RESPONSABILITÀ E COMUNICAZIONE
Solo l’1% delle imprese interrogate ha previsto, all’interno della propria struttura, un addetto dedicato a tempo pieno alla gestione del rischio. L’11% si rivolge a una figura esterna, mentre la maggior parte (88%) assegna il compito a una figura interna, che si occupa del risk management a tempo parziale. Tale conclusione riflette l’organizzazione tipica delle PMI, dove mancano spesso confini netti tra ruoli e competenze.

La cultura del rischio rappresenta una conquista abbastanza recente, dato che ben il 72% delle imprese adotta tecniche di risk management da meno di 5 anni e solo il 13% da più di 10 anni. Nel 28% dei casi il Consiglio di Amministrazione non è coinvolto nel processo di gestione del rischio, nel 43% esso definisce la strategia, mentre nel 27% monitora che l’esposizione al rischio sia coerente con il profilo desiderato. Il coinvolgimento del CdA aumenta poi all’aumentare della maturità del sistema di gestione del rischio.
Solo l’1% del campione considera il livello di rischio assunto per definire le proprie politiche retributive.

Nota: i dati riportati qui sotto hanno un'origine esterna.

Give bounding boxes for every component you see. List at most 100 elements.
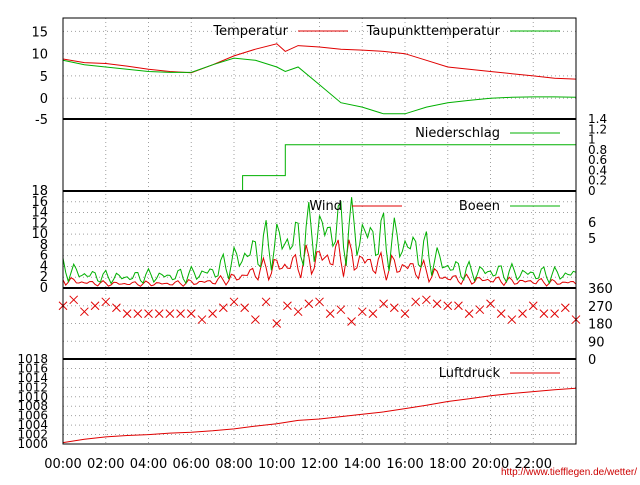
marker-stroke	[528, 301, 538, 311]
marker-stroke	[347, 317, 356, 326]
wind-direction-marker	[101, 297, 111, 307]
wind-direction-marker	[304, 299, 314, 309]
x-tick-label: 00:00	[44, 457, 81, 472]
x-tick-label: 18:00	[429, 457, 466, 472]
niederschlag-legend-label: Niederschlag	[415, 126, 500, 141]
wind-direction-marker	[208, 309, 217, 318]
marker-stroke	[560, 303, 570, 313]
wind-direction-marker	[165, 309, 175, 318]
marker-stroke	[539, 309, 549, 318]
marker-stroke	[368, 309, 378, 318]
marker-stroke	[379, 299, 388, 309]
y-tick-label: 1008	[17, 399, 48, 413]
marker-stroke	[197, 315, 207, 324]
wind-direction-marker	[154, 309, 164, 318]
marker-stroke	[133, 309, 143, 318]
y-tick-label-right: 180	[588, 318, 613, 333]
wind-direction-marker	[325, 309, 335, 318]
series-line-niederschlag	[63, 144, 576, 192]
series-line-boeen	[62, 197, 577, 285]
marker-stroke	[261, 297, 271, 307]
y-tick-label: 10	[31, 48, 48, 63]
plot-frame	[62, 17, 577, 445]
frame-layer	[62, 17, 577, 445]
y-tick-label: 16	[31, 195, 48, 210]
y-tick-label: 1006	[17, 409, 48, 423]
wind-direction-marker	[272, 319, 282, 328]
wind-direction-marker	[379, 299, 388, 309]
y-tick-label: 14	[31, 206, 48, 221]
y-tick-label: 0	[40, 281, 48, 296]
marker-stroke	[218, 303, 228, 313]
marker-stroke	[336, 305, 346, 315]
marker-stroke	[400, 309, 410, 318]
wind-direction-marker	[176, 309, 185, 318]
marker-stroke	[80, 307, 89, 317]
marker-stroke	[496, 309, 506, 318]
wind-direction-marker	[454, 301, 463, 311]
series-line-temperatur	[62, 43, 577, 80]
wind-direction-marker	[411, 297, 421, 307]
marker-stroke	[315, 297, 324, 307]
marker-stroke	[454, 301, 463, 311]
marker-stroke	[507, 315, 517, 324]
y-tick-label-right: 1.2	[588, 122, 607, 136]
wind-direction-marker	[539, 309, 549, 318]
y-tick-label: 1016	[17, 361, 48, 375]
luftdruck-legend-label: Luftdruck	[439, 366, 501, 381]
y-tick-label-right: 270	[588, 300, 613, 315]
wind-direction-marker	[251, 315, 260, 324]
y-tick-label: 1014	[17, 371, 48, 385]
x-tick-label: 14:00	[344, 457, 381, 472]
credit-link[interactable]: http://www.tiefflegen.de/wetter/	[501, 467, 637, 478]
x-tick-label: 12:00	[301, 457, 338, 472]
y-tick-label-right: 1.4	[588, 112, 607, 126]
wind-direction-marker	[240, 303, 250, 313]
marker-stroke	[165, 309, 175, 318]
boeen-legend-label: Boeen	[459, 199, 500, 214]
wind-direction-marker	[389, 303, 399, 313]
marker-stroke	[251, 315, 260, 324]
y-tick-label: 12	[31, 216, 48, 231]
x-tick-label: 04:00	[130, 457, 167, 472]
wind-direction-marker	[443, 301, 453, 311]
taupunkttemperatur-legend-label: Taupunkttemperatur	[366, 24, 501, 39]
wind-direction-marker	[507, 315, 517, 324]
wind-direction-marker	[293, 307, 303, 317]
marker-stroke	[293, 307, 303, 317]
y-tick-label-right: 360	[588, 282, 613, 297]
x-tick-label: 06:00	[173, 457, 210, 472]
y-tick-label: 10	[31, 227, 48, 242]
wind-direction-marker	[518, 309, 527, 318]
marker-stroke	[90, 301, 100, 311]
y-tick-label: 1012	[17, 380, 48, 394]
x-tick-label: 08:00	[215, 457, 252, 472]
y-tick-label: 1018	[17, 352, 48, 366]
y-tick-label-right: 0	[588, 353, 596, 368]
y-tick-label: 8	[40, 238, 48, 253]
marker-stroke	[101, 297, 111, 307]
wind-direction-marker	[144, 309, 153, 318]
marker-stroke	[486, 299, 495, 309]
wind-direction-marker	[186, 309, 196, 318]
marker-stroke	[464, 309, 474, 318]
marker-stroke	[357, 307, 367, 317]
temperatur-legend-label: Temperatur	[212, 24, 288, 39]
label-layer: 00:00 02:00 04:00 06:00 08:00 10:00 12:00 14:00…	[17, 24, 612, 472]
marker-stroke	[154, 309, 164, 318]
y-tick-label: 5	[40, 70, 48, 85]
series-line-wind	[62, 239, 577, 287]
wind-direction-marker	[400, 309, 410, 318]
wind-direction-marker	[90, 301, 100, 311]
wind-direction-marker	[368, 309, 378, 318]
x-tick-label: 16:00	[386, 457, 423, 472]
wind-direction-marker	[261, 297, 271, 307]
wind-direction-marker	[315, 297, 324, 307]
wind-direction-marker	[283, 301, 292, 311]
y-tick-label-right: 5	[588, 232, 596, 247]
series-line-luftdruck	[62, 387, 577, 444]
y-tick-label: 15	[31, 25, 48, 40]
x-tick-label: 22:00	[515, 457, 552, 472]
wind-direction-marker	[422, 295, 431, 305]
y-tick-label-right: 1	[588, 133, 596, 147]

L’85% del campione non ha ancora introdotto alcuna attività formativa rivolta ai dipendenti, anche se il 17% promette un rimedio prossimamente. I corsi di formazione ad hoc rappresentano il metodo maggiormente sfruttato per sviluppare le competenze necessarie di tutti i dipendenti (12%) e dei responsabili della gestione del rischio (23%), mentre il workshop costituisce l’iniziativa prediletta per la formazione di top management (19%).

La dimensione dell’impresa non sembra, infine, influire sulla scelta dei destinatari della comunicazione in materia di rischi aziendali: questa sembra essere rivolta quasi esclusivamente ai diretti interessati, a prescindere dal numero di dipendenti (78% nel caso di imprese con numero di dipendenti compreso tra 10 e 49, 73% nel caso di imprese con numero di dipendenti compreso tra 50 e 249).
La dimensione aziendale non influisce poi molto nemmeno sulle modalità di comunicazione dei rischi, tuttavia si nota – con l’aumentare delle dimensioni – una leggera diminuzione della pratica verbale (dal 65% delle imprese con numero di dipendenti compreso tra 10 e 49, al 43% di quelle con 50-249 dipendenti), a favore della documentazione ad uso interno (da 34% al 52%).